- Gold prices attracted some sellers for the second day in a row, but the decline appears limited.
- The positive sentiment regarding China’s support has caused some safe-haven currencies to rise against gold/dollar.
- Geopolitical risks and dovish expectations from the Fed could contribute to the decline in safe-haven assets.
Gold prices (XAU/USD) remained on the losing side for a second straight day on Monday, but consolidation could help stem further losses. Israeli fighting on the Lebanese border raises the risk of more regional conflict in the Middle East. And news that Japan’s new Prime Minister Shigeru Ishiba plans to hold elections on Oct. 27, along with uncertainty in the U.S., should provide support for the precious metal.
In addition, dovish expectations from the Fed have put dollar bulls on the defensive, with the benchmark close to levels seen since July 2023 on Friday and could affect the competition in primary rates. Meanwhile, market sentiment has been optimistic amid growing support from China over the weekend, leading to some gains in safe-haven gold/dollar ahead of Fed Chair Jerome Powell’s speech in the US session on Monday.
Daily Summary Market Action: Gold prices remain in the red amid bullish sentiment and potential downside outlook
- Israel has intensified its conflict with Iran’s allies – Yemen’s Houthis and Lebanon’s Hezbollah – and launched a deadly airstrike on Sunday, raising fears of war in the Middle East.
- Dozens of aircraft were targeted, including aircraft carriers, power plants and the Yemeni ports of Ras Issa and Hodeidah, the IDF said.
- Israeli airstrikes across Lebanon killed the deputy head of the militant group Hezbollah’s Central Council, Nabil Kaouk, making him the seventh leader slain in Israeli attacks in a little over a week.

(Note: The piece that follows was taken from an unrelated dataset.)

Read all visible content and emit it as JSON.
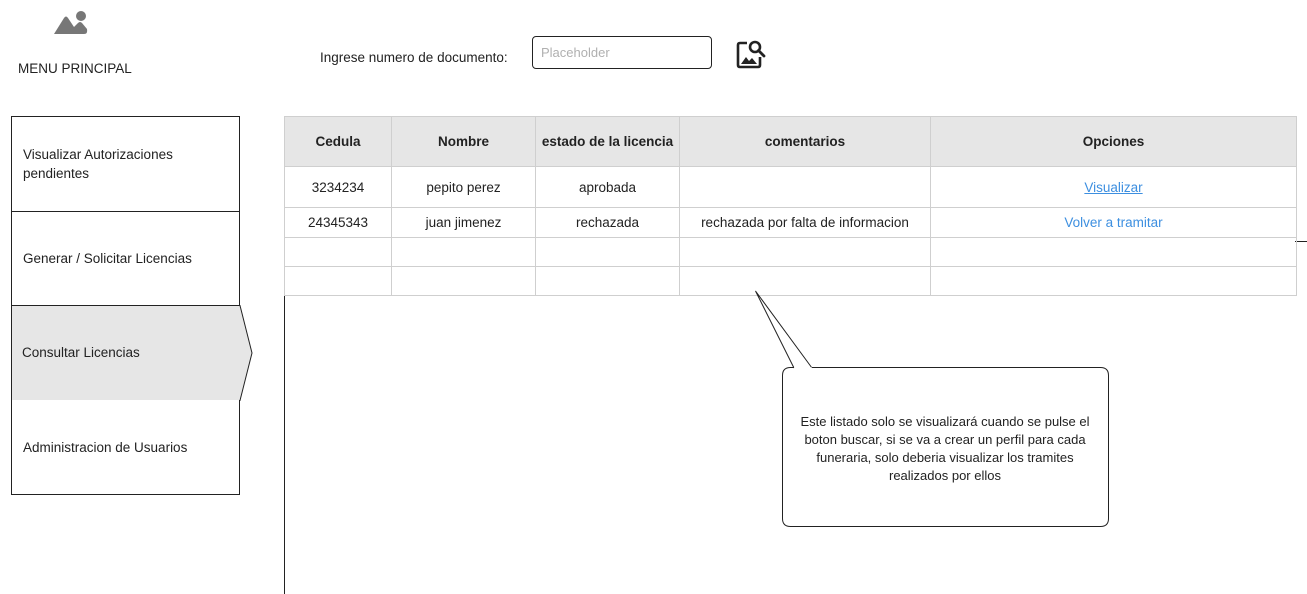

- Investors now seem concerned that the fighting could spin out of control and draw in Iran and the United States, Israel’s main ally, which, in turn, should act as a tailwind for the safe-haven Gold price.
- The current market pricing indicates a greater chance that the US Federal Reserve will again lower borrowing costs by 50 basis points for the second straight monetary policy meeting in November.
- Dovish Fed expectations fail to assist the US Dollar to register any meaningful recovery from its lowest level since July 2023 and should contribute to limiting losses for the non-yielding yellow metal.
- St. Louis Fed President Alberto Musalem said on Friday that the US central bank should revert to cutting interest rates gradually after a larger-than-usual half-point reduction in the September meeting.
- The global risk sentiment gets an additional boost after the People’s Bank of China announced on Sunday that it would tell banks to lower mortgage rates for existing home loans by October 31.
- This comes on top of last week’s slew of monetary, fiscal and liquidity support measures – China’s biggest stimulus package since the pandemic – and remains supportive of the upbeat mood.
- China’s official Manufacturing PMI improved to 49.8 in September from 49.1, beating estimates of 49.5, while the NBS Non-Manufacturing PMI unexpectedly fell to 50.0 from August’s 50.3 figure.
- China’s Caixin Manufacturing PMI contracted to 49.3 in September, from 50.4 in the previous month, and the Caixin Services PMI dropped to 50.3 during the reported month from 51.6 in August.
- Meanwhile, the upbeat mood is seen exerting some downward pressure on the safe-haven precious metal as traders now look to Fed Chair Jerome Powell’s speech for some meaningful impetus.
Technical Outlook: Gold price continues to rise, rejection of $2,625 support is significant
From a technical perspective, a subsequent decline would see good support near the short-term uptrend channel against the breakout point (near the $2,625 region). $2,600 is next and if it is determined to breakout, it could open the way for some near-term downside. With the Relative Strength Index (RSI) still hovering near the overbought zone on the daily chart, gold could continue to slide towards the $2,560 support center and the $2,535-$2,530 range.
On the other hand, the $2,670-$2,671 area appears to be a barrier just ahead of the $2,685-$2,686 area, which was the all-time high set on Thursday. This is followed by a chart showing $2,700, a breach that would be seen as a new breakout for bullish traders and pave the way for the continuation of the multi-month uptrend.